Sobre

Este blog serve ou tenta servir para alimentar a imaginação de todos. As ideias servem para ser usadas por quem queira, podem ser usadas na íntegra ou melhoradas ou ainda como base para algo diferente. O objectivo é viver, criar e procurar sempre a felicidade.

A ideia deste blog surgiu após uma noite romântica com uma ideia talvez não original mas bem conseguida. Essa noite fez-me recordar outras tantas aventuras, senão mesmo delírios, que vivi e ainda vivo ao longo destes anos. Assim deixo aqui neste espaço e para terem uma melhor ideia do que se pretende uma das minhas primeiras histórias.

Nota: Não só de coisas românticas se falará neste espaço.

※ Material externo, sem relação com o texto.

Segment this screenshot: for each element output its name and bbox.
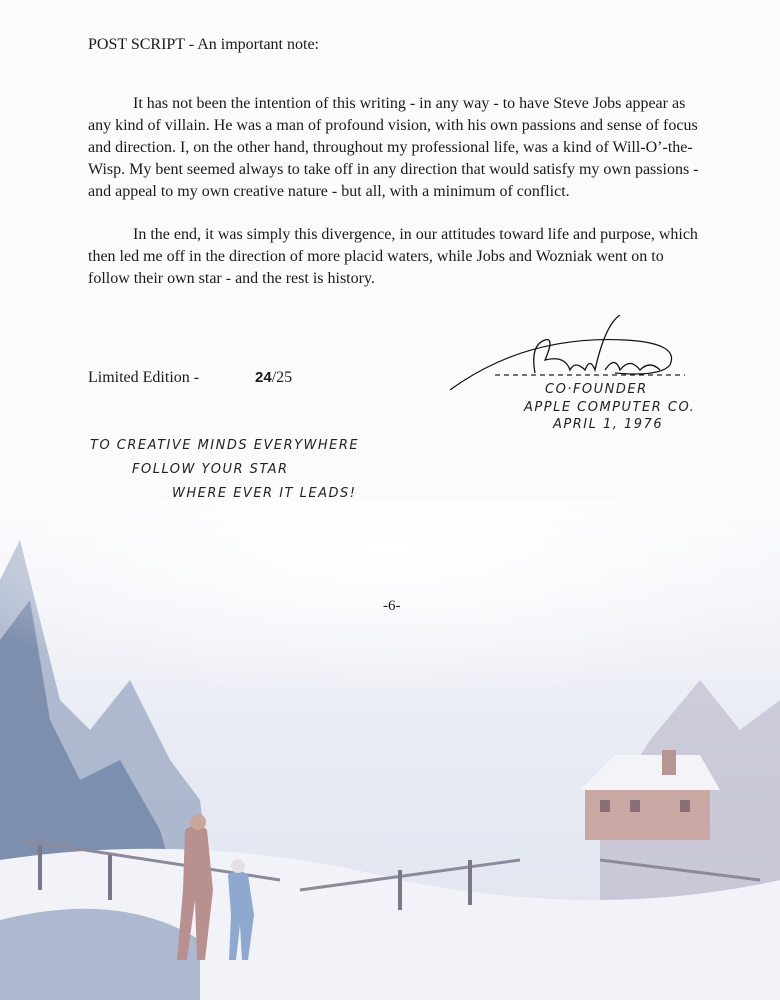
signature-company: APPLE COMPUTER CO. bbox=[524, 400, 696, 415]
handwritten-note-line-1: TO CREATIVE MINDS EVERYWHERE bbox=[90, 438, 360, 453]
limited-edition-line bbox=[88, 367, 293, 389]
body-paragraph-1: It has not been the intention of this writing - in any way - to have Steve Jobs appear as any kind of villain. He was a man of profound vision, with his own passions and sense of focus and direction. I, on the other hand, throughout my professional life, was a kind of Will-O’-the-Wisp. My bent seemed always to take off in any direction that would satisfy my own passions - and appeal to my own creative nature - but all, with a minimum of conflict. bbox=[88, 95, 699, 200]
edition-number bbox=[255, 367, 292, 389]
handwritten-note-line-3: WHERE EVER IT LEADS! bbox=[172, 486, 357, 501]
signature-date: APRIL 1, 1976 bbox=[553, 417, 664, 432]
body-paragraph-2: In the end, it was simply this divergence, in our attitudes toward life and purpose, which then led me off in the direction of more placid waters, while Jobs and Wozniak went on to follow their own star - and the rest is history. bbox=[88, 226, 698, 287]
winter-scene-illustration bbox=[0, 500, 780, 1000]
edition-total: /25 bbox=[271, 369, 293, 386]
handwritten-note-line-2: FOLLOW YOUR STAR bbox=[132, 462, 289, 477]
signature-title: CO·FOUNDER bbox=[545, 382, 648, 397]
edition-copy-number: 24 bbox=[255, 369, 272, 386]
edition-label: Limited Edition - bbox=[88, 369, 200, 386]
postscript-heading: POST SCRIPT - An important note: bbox=[88, 36, 319, 53]
page-number: -6- bbox=[383, 598, 401, 614]
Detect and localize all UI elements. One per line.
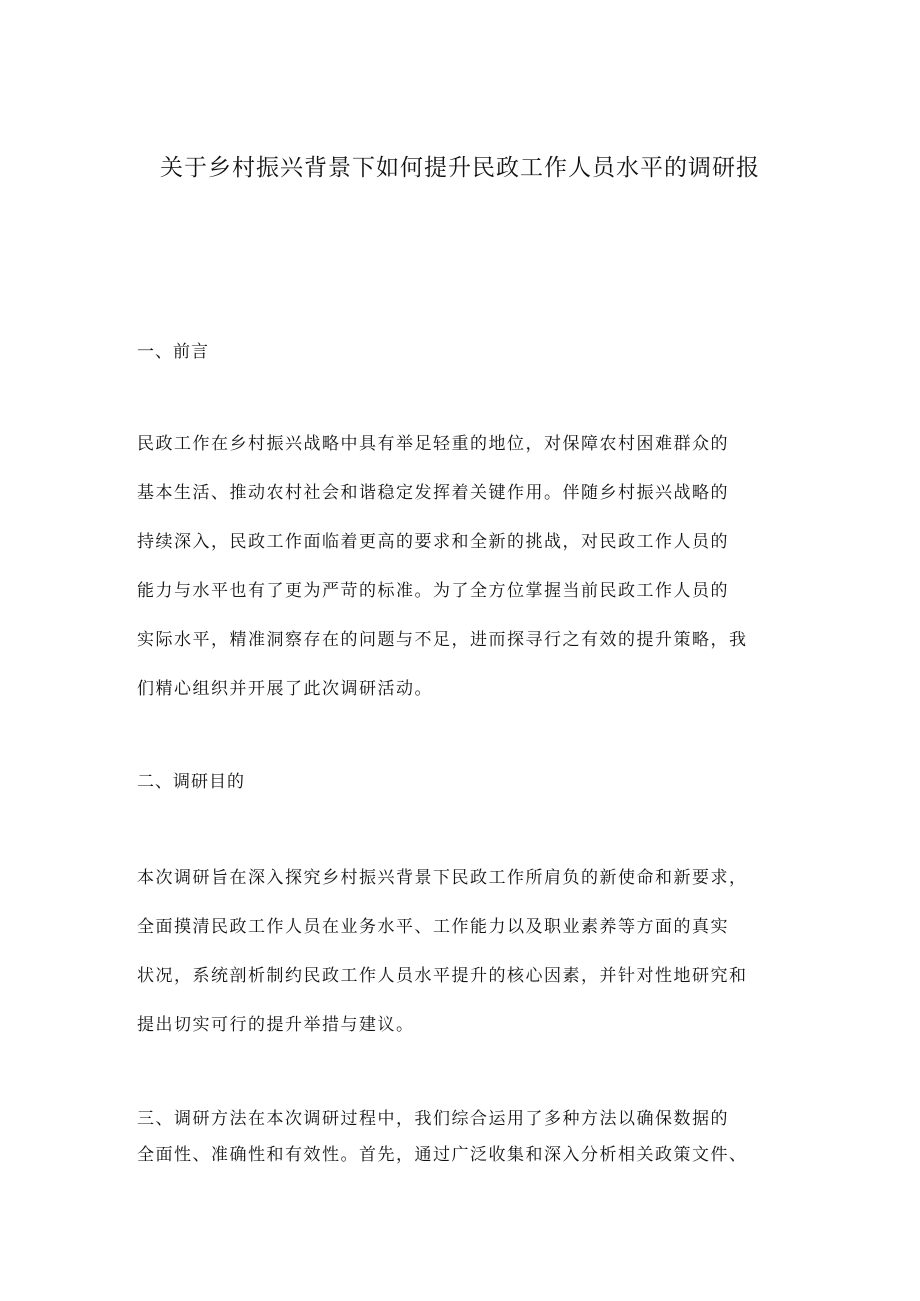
- purpose-paragraph: [137, 854, 797, 1050]
- method-paragraph: [137, 1101, 797, 1173]
- preface-paragraph: [137, 420, 797, 714]
- section-heading-preface: 一、前言: [137, 342, 209, 362]
- paragraph-line: 提出切实可行的提升举措与建议。: [137, 1015, 415, 1035]
- paragraph-line: 能力与水平也有了更为严苛的标准。为了全方位掌握当前民政工作人员的: [137, 581, 729, 601]
- paragraph-line: 全面性、准确性和有效性。首先，通过广泛收集和深入分析相关政策文件、: [137, 1145, 748, 1165]
- section-heading-purpose: 二、调研目的: [137, 772, 245, 792]
- paragraph-line: 状况，系统剖析制约民政工作人员水平提升的核心因素，并针对性地研究和: [137, 966, 748, 986]
- document-title: 关于乡村振兴背景下如何提升民政工作人员水平的调研报: [160, 155, 760, 181]
- paragraph-line: 基本生活、推动农村社会和谐稳定发挥着关键作用。伴随乡村振兴战略的: [137, 483, 729, 503]
- paragraph-line: 民政工作在乡村振兴战略中具有举足轻重的地位，对保障农村困难群众的: [137, 434, 729, 454]
- paragraph-line: 们精心组织并开展了此次调研活动。: [137, 679, 433, 699]
- paragraph-line: 全面摸清民政工作人员在业务水平、工作能力以及职业素养等方面的真实: [137, 917, 729, 937]
- paragraph-line: 实际水平，精准洞察存在的问题与不足，进而探寻行之有效的提升策略，我: [137, 630, 748, 650]
- paragraph-line: 三、调研方法在本次调研过程中，我们综合运用了多种方法以确保数据的: [137, 1109, 729, 1129]
- paragraph-line: 本次调研旨在深入探究乡村振兴背景下民政工作所肩负的新使命和新要求，: [137, 868, 748, 888]
- paragraph-line: 持续深入，民政工作面临着更高的要求和全新的挑战，对民政工作人员的: [137, 532, 729, 552]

Tinha eu 18 anos e lembro-me que poucos minutos antes me tinha despedido da minha namorada de então que não estava nos seus dias. Enquanto percorria o caminho para casa deixei a imaginação fluir. Cheguei a casa e peguei em seis folhas de papel cavalinho de formato A3, nos lápis de cera e na fita-cola. Fechei-me na casa de banho e pus-me ao trabalho. Em cada folha desenhei uma enorme letra, cada uma de sua cor, até formar a palavra AMO-TE. Depois de pintadas as letras e as folhas ligadas através de fita-cola, foi altura de dobrar tudo direitinho e ir jantar. Antes de sair de casa lembrei-me que precisava de levar algo para prender aquele cartaz improvisado à parede, ora descobri nas minhas ferramentas uma fita isoladora que se viria a revelar uma péssima escolha. O caminho até casa dela foi feito a passo acelerado, talvez dominado pela ansiedade do momento não sei, sei que demorei pouco a chegar a casa dela. Dirigi-me às traseiras e logo começaram os problemas, primeiro estava muito vento, segundo a parede era rugosa e a fita não aderia. O plano era afixar o cartaz na parede e telefonar para casa dela. Ora se o cartaz não ficava na parede, não havia telemóveis como iria eu fazer? Resolvi começar a assobiar enquanto tentava colar o cartaz na parede, a situação para quem estivesse a ver deveria ser cómica, e os assobios resultaram, já havia vários vizinhos à janela e nada da minha namorada. Foi então que a minha sorte mudou, sorte que eu costumo dizer que nunca me abandona a não ser quando eu faço mesmo por isso. Já em desespero olhei novamente para a janela dela e vi-a perplexa a observar a cena, então peguei no cartaz e abrindo-o todo ao comprimento dos meus braços aproximei-me. Parei mesmo diante a janela e tanto ela como alguns vizinhos dos prédios próximos puderam ler a mensagem, e esta foi então entregue à sua destinatária. Entretanto o vento levou o cartaz, e no dia seguinte fui obrigado a ir às silvas procurar pelo dito cartaz.

É verdade, ela não foi à janela por causa dos poucos assobios, tinha lá ido deixar os sapatos.

Há pessoas definitivamente com sorte!